Specifically, how does adding conditional logic affect the work the database does?
Analyze the time complexity of the following SQL query.
SELECT
employee_id,
salary,
CASE
WHEN salary > 70000 THEN 'High'
WHEN salary > 40000 THEN 'Medium'
ELSE 'Low'
END AS salary_level
FROM employees;
This query classifies each employee's salary into categories using CASE in the SELECT clause.
Look for repeated work done by the query.
- Primary operation: The database reads each row from the employees table.
- How many times: Once per row, it evaluates the CASE conditions to assign a category.
As the number of employees grows, the database must check each row's salary once.

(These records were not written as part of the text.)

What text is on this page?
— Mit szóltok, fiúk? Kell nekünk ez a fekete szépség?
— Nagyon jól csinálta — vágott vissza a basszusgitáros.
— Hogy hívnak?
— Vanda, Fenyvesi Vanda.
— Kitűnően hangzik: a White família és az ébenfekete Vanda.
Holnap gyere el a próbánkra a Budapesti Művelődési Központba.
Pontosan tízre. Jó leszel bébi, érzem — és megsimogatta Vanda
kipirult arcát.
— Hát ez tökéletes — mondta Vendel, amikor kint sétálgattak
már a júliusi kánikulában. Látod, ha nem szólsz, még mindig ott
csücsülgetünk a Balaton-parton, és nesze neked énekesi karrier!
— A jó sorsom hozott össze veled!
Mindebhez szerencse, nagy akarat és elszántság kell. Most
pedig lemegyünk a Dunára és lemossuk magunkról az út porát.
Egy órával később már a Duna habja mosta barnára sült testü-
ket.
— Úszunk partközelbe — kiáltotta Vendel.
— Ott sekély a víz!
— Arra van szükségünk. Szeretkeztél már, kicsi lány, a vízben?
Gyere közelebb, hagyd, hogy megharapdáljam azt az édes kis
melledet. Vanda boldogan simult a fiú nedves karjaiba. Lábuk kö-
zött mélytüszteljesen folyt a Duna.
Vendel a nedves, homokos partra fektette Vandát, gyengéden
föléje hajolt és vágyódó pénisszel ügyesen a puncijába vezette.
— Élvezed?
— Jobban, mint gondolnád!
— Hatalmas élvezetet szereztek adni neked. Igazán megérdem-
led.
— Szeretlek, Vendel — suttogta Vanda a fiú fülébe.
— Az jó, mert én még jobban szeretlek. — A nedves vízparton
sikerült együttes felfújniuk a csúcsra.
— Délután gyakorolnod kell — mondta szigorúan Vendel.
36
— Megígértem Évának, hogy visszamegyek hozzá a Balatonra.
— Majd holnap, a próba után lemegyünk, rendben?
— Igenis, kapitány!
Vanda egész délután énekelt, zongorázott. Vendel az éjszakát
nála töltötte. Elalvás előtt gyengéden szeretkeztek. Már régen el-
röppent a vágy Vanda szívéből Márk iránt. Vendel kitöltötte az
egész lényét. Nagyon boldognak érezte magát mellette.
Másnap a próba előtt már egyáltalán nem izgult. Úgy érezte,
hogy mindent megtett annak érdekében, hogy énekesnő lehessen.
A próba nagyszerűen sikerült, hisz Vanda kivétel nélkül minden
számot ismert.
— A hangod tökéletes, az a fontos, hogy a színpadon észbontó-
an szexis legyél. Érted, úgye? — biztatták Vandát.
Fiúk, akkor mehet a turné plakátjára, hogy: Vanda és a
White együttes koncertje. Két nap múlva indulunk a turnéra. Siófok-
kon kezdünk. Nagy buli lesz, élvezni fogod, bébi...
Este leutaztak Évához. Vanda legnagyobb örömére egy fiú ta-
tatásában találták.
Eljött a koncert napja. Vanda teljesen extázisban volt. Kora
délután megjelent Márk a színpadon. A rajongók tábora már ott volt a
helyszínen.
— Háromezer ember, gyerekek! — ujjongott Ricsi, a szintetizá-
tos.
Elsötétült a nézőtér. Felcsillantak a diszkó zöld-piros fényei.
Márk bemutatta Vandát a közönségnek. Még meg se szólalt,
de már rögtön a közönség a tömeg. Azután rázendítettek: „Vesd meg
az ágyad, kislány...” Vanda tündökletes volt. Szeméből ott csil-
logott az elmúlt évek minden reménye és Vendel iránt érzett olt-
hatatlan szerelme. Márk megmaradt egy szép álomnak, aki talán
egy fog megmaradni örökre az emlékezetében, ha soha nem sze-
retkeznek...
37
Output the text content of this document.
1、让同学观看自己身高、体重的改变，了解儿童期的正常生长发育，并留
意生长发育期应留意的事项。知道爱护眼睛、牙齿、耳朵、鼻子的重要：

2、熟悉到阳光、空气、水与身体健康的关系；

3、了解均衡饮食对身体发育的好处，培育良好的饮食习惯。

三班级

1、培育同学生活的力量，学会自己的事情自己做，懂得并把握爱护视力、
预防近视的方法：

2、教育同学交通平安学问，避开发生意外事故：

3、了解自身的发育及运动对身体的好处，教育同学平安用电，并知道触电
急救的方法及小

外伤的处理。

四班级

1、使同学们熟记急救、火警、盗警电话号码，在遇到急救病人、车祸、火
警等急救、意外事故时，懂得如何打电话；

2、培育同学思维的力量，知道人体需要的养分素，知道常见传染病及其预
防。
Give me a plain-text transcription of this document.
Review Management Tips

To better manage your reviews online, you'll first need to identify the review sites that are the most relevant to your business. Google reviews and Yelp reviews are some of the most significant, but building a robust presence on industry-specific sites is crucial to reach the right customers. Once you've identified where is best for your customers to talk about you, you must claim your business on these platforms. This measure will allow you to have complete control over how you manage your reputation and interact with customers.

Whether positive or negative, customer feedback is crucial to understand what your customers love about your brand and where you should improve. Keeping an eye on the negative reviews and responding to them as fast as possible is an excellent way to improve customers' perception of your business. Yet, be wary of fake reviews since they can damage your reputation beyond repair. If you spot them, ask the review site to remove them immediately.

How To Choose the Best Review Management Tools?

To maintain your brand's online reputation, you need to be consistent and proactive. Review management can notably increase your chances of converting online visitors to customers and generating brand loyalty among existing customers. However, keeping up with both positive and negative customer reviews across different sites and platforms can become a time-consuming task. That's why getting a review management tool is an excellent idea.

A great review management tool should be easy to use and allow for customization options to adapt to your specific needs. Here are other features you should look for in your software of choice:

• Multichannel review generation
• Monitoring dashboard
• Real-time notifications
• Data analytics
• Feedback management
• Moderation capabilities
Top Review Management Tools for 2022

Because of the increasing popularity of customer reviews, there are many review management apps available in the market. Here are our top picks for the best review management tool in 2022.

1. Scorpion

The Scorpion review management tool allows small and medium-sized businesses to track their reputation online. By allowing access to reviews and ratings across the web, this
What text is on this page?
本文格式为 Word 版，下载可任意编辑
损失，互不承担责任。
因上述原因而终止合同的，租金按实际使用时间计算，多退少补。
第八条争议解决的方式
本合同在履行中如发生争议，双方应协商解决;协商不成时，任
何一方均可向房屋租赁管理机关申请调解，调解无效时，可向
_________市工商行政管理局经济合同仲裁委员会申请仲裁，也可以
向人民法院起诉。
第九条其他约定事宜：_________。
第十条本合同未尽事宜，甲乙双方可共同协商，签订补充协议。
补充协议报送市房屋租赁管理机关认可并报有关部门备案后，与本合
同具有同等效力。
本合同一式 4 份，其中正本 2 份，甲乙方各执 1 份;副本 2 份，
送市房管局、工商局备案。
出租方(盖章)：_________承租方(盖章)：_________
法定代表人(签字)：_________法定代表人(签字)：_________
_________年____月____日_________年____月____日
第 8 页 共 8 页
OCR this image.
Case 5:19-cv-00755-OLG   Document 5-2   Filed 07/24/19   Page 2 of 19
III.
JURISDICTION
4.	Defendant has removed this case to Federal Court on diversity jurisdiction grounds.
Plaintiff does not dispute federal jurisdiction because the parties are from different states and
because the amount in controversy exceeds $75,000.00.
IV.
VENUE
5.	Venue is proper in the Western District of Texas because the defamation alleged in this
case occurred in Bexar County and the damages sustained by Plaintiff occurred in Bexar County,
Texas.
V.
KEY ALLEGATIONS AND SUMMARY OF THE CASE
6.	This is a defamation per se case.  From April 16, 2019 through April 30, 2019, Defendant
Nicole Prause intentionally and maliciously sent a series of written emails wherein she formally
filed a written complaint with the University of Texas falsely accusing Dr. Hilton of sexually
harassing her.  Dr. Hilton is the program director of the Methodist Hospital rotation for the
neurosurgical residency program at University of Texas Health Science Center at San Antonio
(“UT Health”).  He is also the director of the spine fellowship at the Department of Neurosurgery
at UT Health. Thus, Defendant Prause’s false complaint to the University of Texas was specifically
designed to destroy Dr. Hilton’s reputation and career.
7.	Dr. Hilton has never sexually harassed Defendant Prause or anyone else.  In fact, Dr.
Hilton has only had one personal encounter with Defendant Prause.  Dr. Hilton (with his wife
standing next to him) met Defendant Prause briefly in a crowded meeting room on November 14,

| Input Size (n) | Approx. Operations |
|---|---|
| 10 | 10 salary checks |
| 100 | 100 salary checks |
| 1000 | 1000 salary checks |
Pattern observation: The work grows directly with the number of rows; doubling rows doubles the checks.
Time Complexity: O(n)
This means the query time grows linearly with the number of rows in the table.
[X] Wrong: "Using CASE makes the query much slower because it adds complex logic."
[OK] Correct: The CASE statement just checks conditions once per row, so it adds a small, fixed amount of work per row, not extra loops or scans.
Understanding how conditional logic affects query time helps you explain your choices clearly and shows you know how databases handle row-by-row operations.
What if we added a JOIN to another table inside the query? How would the time complexity change?